By: Euronews
Posted on 08/04/2023 – 11:21 Last updated 11:27
On Friday, Lebanon commemorates the third anniversary of the catastrophic Beirut port explosion, one of the largest non-nuclear explosions in the world, at a time when the families of the victims find themselves facing a stalled justice due to the suspension of the investigation due to judicial interference and political bickering.
On August 4, 2020, at six o’clock and seven minutes, a huge explosion sounded in Beirut, killing more than 220 people and injuring more than 6,500 people, and causing widespread destruction in the port and a number of neighborhoods in the capital.
The Association of the Families of the Beirut Explosion Victims called on the Lebanese to participate in a march entitled “Justice against their will, for the sake of justice and accountability continue” and to wear black in mourning for the departed.
The march will start, at four in the afternoon, from in front of the Beirut Fire Brigade headquarters in Karantina, reaching the port at five thirty in the afternoon.
“This day is a memory, mourning and protest against the Lebanese state that politicizes our cause and interferes in the work of the judiciary,” Rima Al Zahed, who lost her brother Amin, an employee of a company inside the port, told AFP.
“It feels so horrible, because after three years of… The Beirut port bombing, there is not a single wanted person in prison, while the judiciary is shackled, justice is lost, and the truth is hidden.
From the first day, the authorities attributed the explosion to the storage of large quantities of ammonium nitrate inside the port, without precautionary measures, following the outbreak of a fire, the causes of which are not known until today. It was later found that officials at several levels were aware of the dangers of storing the substance and did not move a finger.
In the aftermath of the explosion, the authorities appointed Judge Fadi Sawan as a forensic investigator, but he was soon dismissed in February 2021 after he accused then-Prime Minister Hassan Diab and three former ministers of “negligence, negligence, and causing death” and wounding hundreds of people.

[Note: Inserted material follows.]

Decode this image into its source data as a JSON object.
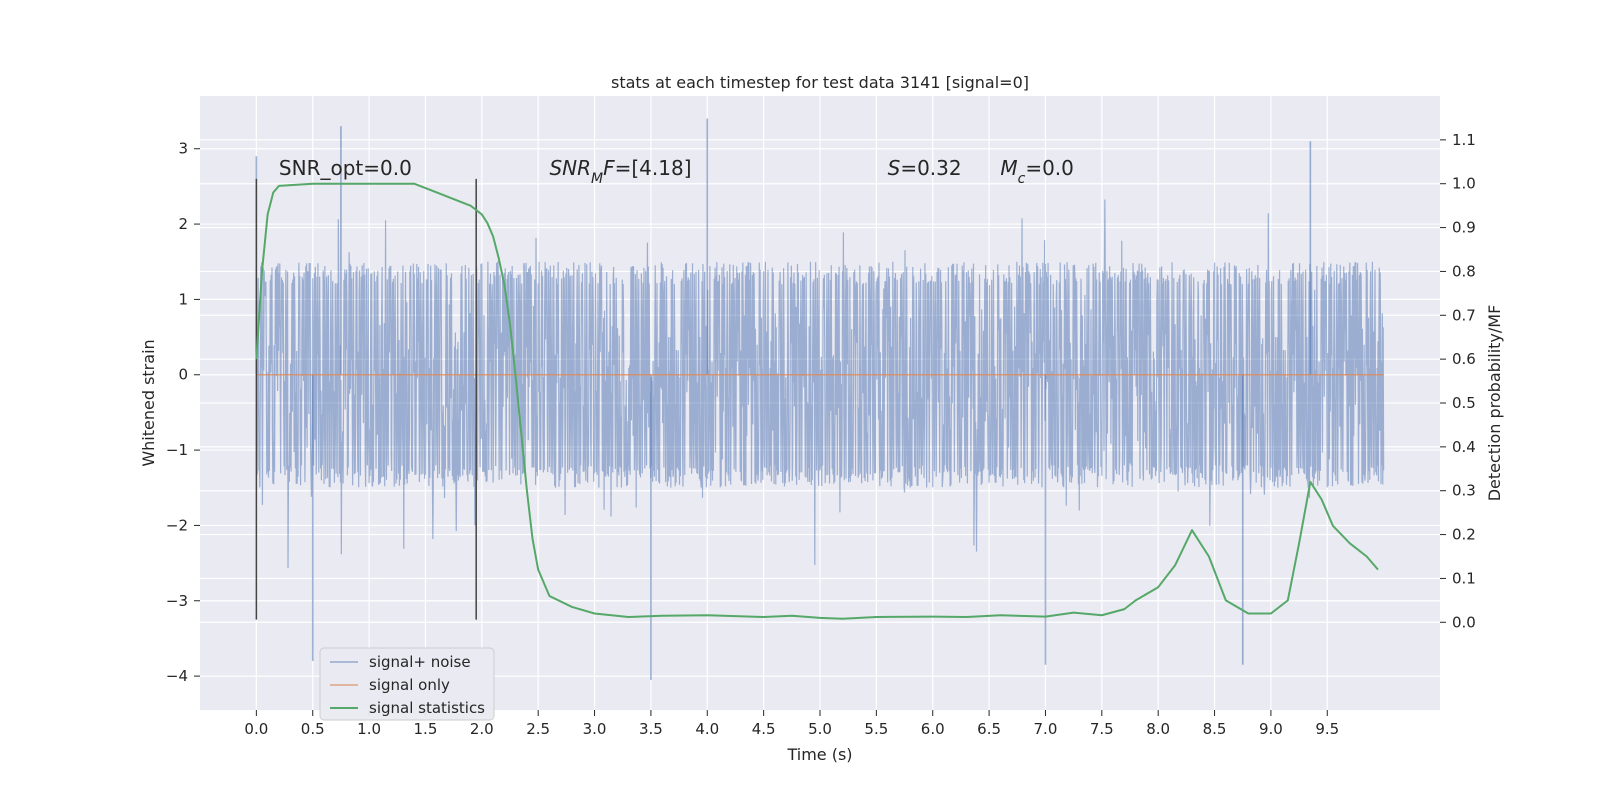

His successor, Judge Tariq Bitar, faced the same obstacles with announcing his intention to interrogate Diab, coinciding with launching the prosecution track against a number of former ministers, including deputies, and security and military officials.
The previous parliament refused to lift the immunity of the aforementioned deputies, and the Ministry of Interior refused to grant him permission to interrogate security leaders, and the security forces also refused to implement arrest warrants issued by him. After that, the investigation sank into the labyrinths of politics, and then into judicial chaos after dozens of lawsuits besieged Bitar to stop his hand, most of which were filed by defendant officials.
During two and a half years, Bitar was able to work officially for only about six months, during which he was exposed to pressures that foreshadowed an unprecedented crisis in the judicial body, especially after the Public Prosecutor of Cassation, Ghassan Oweidat, thwarted his attempt to resume investigations earlier this year.
Bitar had resumed his investigations on January 23, 2023, after 13 months of suspending them, and decided to prosecute eight new persons, including Oweidat, and set dates for the interrogation of 13 defendants.
However, Oweidat confronted him by accusing him of “rebellion against the judiciary and usurping power,” and issued a travel ban against him, and released all the detainees. What prompted Bitar to back down from proceeding with his decisions?
A legal source accompanying the file told AFP, without revealing his identity, that the investigation file is “under follow-up” by Bitar, despite the lawsuits that are pursuing him and officially suspending his work.
He explained that despite his absence from the corridors of the Palace of Justice, Bitar insists on completing his mission until the issuance of his indictment, as he promised the families of the victims who pin their hopes on him in order to achieve justice.
The demand of the families of the victims, who demonstrated repeatedly, for an international investigation, was met with an official rejection in Lebanon.
“We are tired and it bothers us that, after three years, we have not been able to do anything (to hold) these criminals to account,” al-Zahed said. “But at the same time, we believe that we will reach the truth, because the truth does not die.”
On Thursday, organizations, including Human Rights Watch and Amnesty International, and families of victims renewed their call on member states of the United Nations Human Rights Council to support the establishment of an independent and impartial international fact-finding mission.
“There is a need for international action to break the culture of impunity in Lebanon,” Ramzi Qais, a Lebanese researcher at Human Rights Watch, stressed.
“The authorities used every avenue at their disposal to brazenly undermine and impede the local investigation to shield themselves from responsibility,” said Aya Majzoub, Deputy Regional Director at Amnesty International.